Mackinaw City stands at the Straits of Mackinac, where Lake Michigan meets Lake Huron at the northern tip of Michigan's Lower Peninsula. It is the south end of the five-mile Mackinac Bridge, the main crossing to the Upper Peninsula, and the departure point for ferries to car-free Mackinac Island. The walkable downtown is lined with shops and eateries, and a three-mile historic pathway loops past markers explaining the town's role as a Great Lakes crossroads.
Two lighthouses mark the waterfront. The Old Mackinac Point Lighthouse, built in 1892, is now a maritime museum, and the older McGulpin Point Lighthouse dates to 1869. Just west of town, the Headlands International Dark Sky Park brings stargazers to some of the darkest skies in the region.
Bayfield, Wisconsin

Bayfield, which calls itself Wisconsin's smallest city, lines historic Rittenhouse Avenue with galleries, shops, and restaurants a short walk from the harbor. The Bayfield Artists Guild shows work by local painters and potters, and the Bayfield Maritime Museum tells the town's history as a fishing and shipping port on Lake Superior.

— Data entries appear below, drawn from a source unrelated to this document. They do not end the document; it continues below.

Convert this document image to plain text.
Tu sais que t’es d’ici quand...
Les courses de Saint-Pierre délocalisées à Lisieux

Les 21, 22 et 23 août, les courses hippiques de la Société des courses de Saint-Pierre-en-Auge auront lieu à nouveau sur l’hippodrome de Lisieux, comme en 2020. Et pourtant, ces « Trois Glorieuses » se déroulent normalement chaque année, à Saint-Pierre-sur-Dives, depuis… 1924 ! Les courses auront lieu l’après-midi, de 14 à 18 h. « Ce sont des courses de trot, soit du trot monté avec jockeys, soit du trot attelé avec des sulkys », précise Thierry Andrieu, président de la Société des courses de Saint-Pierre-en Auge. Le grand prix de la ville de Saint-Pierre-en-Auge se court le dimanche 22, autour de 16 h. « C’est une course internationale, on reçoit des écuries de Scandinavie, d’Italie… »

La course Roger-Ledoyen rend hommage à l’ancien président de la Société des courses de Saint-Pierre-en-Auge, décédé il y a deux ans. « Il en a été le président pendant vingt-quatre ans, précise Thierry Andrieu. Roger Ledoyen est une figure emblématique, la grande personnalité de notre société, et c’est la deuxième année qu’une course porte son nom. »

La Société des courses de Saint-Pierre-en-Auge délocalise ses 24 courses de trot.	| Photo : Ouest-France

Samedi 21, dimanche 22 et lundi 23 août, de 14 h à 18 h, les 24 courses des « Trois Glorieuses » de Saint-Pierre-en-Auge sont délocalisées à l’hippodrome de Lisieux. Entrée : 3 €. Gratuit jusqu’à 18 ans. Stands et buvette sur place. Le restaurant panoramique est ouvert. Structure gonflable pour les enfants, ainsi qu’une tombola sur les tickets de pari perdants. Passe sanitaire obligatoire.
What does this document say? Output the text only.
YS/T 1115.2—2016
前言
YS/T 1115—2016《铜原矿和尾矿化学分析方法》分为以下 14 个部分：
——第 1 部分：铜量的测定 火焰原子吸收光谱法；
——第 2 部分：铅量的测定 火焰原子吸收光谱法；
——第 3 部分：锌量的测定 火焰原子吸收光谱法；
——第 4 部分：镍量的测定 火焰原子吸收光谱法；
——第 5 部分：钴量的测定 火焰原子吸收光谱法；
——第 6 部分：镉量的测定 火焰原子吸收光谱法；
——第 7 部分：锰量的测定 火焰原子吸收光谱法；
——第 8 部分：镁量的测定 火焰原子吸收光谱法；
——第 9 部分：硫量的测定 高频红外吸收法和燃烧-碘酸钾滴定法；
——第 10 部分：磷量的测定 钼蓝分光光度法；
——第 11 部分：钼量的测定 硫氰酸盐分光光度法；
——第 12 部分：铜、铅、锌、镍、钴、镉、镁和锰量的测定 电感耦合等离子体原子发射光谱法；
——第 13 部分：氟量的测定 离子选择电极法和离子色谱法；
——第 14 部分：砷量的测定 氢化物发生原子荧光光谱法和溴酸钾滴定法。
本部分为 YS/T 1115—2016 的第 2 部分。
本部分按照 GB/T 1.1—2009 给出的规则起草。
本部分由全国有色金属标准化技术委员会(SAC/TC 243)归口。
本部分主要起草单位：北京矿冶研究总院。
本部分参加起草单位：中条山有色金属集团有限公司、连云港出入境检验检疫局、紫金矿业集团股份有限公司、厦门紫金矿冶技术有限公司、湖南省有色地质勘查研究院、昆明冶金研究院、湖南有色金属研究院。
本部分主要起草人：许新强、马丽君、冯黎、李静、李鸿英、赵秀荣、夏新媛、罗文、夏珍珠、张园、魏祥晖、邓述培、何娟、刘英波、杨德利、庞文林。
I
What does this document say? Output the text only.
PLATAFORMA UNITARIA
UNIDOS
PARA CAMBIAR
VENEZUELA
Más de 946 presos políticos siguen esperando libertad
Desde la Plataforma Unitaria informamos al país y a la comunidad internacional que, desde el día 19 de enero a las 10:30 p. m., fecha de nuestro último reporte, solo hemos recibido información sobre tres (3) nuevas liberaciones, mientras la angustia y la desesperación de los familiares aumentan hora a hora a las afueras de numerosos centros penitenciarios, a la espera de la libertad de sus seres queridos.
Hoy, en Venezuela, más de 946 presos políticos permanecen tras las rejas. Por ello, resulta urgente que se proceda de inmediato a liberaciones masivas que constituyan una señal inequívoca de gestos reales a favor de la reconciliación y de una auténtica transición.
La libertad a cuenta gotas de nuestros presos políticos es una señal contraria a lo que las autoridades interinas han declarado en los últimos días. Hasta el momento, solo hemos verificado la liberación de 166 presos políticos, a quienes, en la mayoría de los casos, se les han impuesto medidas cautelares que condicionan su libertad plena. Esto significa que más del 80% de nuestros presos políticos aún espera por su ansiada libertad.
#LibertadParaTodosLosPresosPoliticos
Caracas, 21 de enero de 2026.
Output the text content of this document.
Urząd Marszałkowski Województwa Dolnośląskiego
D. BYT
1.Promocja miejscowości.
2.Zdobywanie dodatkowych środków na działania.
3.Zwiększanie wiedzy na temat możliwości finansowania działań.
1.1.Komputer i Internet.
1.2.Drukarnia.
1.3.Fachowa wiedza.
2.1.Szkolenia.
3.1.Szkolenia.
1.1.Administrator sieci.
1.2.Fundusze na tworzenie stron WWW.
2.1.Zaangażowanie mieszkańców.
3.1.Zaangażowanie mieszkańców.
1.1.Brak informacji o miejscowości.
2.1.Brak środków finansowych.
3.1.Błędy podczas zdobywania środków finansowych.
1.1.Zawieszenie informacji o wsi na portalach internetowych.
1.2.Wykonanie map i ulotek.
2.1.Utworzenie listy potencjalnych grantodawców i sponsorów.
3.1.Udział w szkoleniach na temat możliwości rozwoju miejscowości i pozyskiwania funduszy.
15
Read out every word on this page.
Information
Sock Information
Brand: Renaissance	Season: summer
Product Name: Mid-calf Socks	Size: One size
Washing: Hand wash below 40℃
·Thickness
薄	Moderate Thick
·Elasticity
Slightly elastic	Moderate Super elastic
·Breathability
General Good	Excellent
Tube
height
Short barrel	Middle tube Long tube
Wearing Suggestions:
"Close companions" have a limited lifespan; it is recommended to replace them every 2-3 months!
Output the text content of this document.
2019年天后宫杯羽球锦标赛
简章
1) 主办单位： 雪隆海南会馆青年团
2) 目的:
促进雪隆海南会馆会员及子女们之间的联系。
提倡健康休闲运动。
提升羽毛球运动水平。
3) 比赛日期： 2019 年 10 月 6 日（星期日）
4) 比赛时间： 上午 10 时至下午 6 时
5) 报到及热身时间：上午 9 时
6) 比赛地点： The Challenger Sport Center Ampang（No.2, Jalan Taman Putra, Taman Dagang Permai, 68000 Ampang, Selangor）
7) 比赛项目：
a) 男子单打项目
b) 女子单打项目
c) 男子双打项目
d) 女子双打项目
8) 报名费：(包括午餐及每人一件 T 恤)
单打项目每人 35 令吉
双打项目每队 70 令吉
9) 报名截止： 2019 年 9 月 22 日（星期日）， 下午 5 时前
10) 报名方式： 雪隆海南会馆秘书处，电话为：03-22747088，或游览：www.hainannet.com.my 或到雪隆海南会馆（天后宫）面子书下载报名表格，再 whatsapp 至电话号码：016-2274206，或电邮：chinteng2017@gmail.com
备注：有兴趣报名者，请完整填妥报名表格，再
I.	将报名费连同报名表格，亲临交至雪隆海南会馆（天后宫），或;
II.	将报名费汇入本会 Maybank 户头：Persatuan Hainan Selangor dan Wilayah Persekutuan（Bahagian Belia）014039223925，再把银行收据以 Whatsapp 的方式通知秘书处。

From the downtown dock, a ferry crosses to Madeline Island, and the town serves as the mainland gateway to the Apostle Islands National Lakeshore and its sea caves. Bayfield is also Wisconsin's self-styled Berry Capital, known for the hillside orchards behind its fall Apple Festival.
Traverse City, Michigan

Known as the cherry capital of the world, Traverse City lies at the center of a region that grows much of the country's tart cherry crop, celebrated each July at the National Cherry Festival. Downtown, Front Street threads a few flat blocks of 19th-century storefronts and cafes along the Boardman River.
Clinch Park, a short walk away on Grand Traverse Bay, has a beach, a marina, and a connection to the paved TART trail. The Great Lakes Children's Museum is close by, while the Botanic Garden at Historic Barns Park adds gardens to the mix just outside the center.
Where The Lakes Meet Main Street
What links these six towns is scale. Each one packs its galleries, museums, and waterfront into a few blocks, so a day here moves at walking speed, whether the stop is the murals in Ashland, the breakwall at Grand Marais, or the lighthouses at Mackinaw City. The lakes set the terms, supplying the harbors, the shipping history, and the wide horizons, while the towns remain small enough to cross on foot.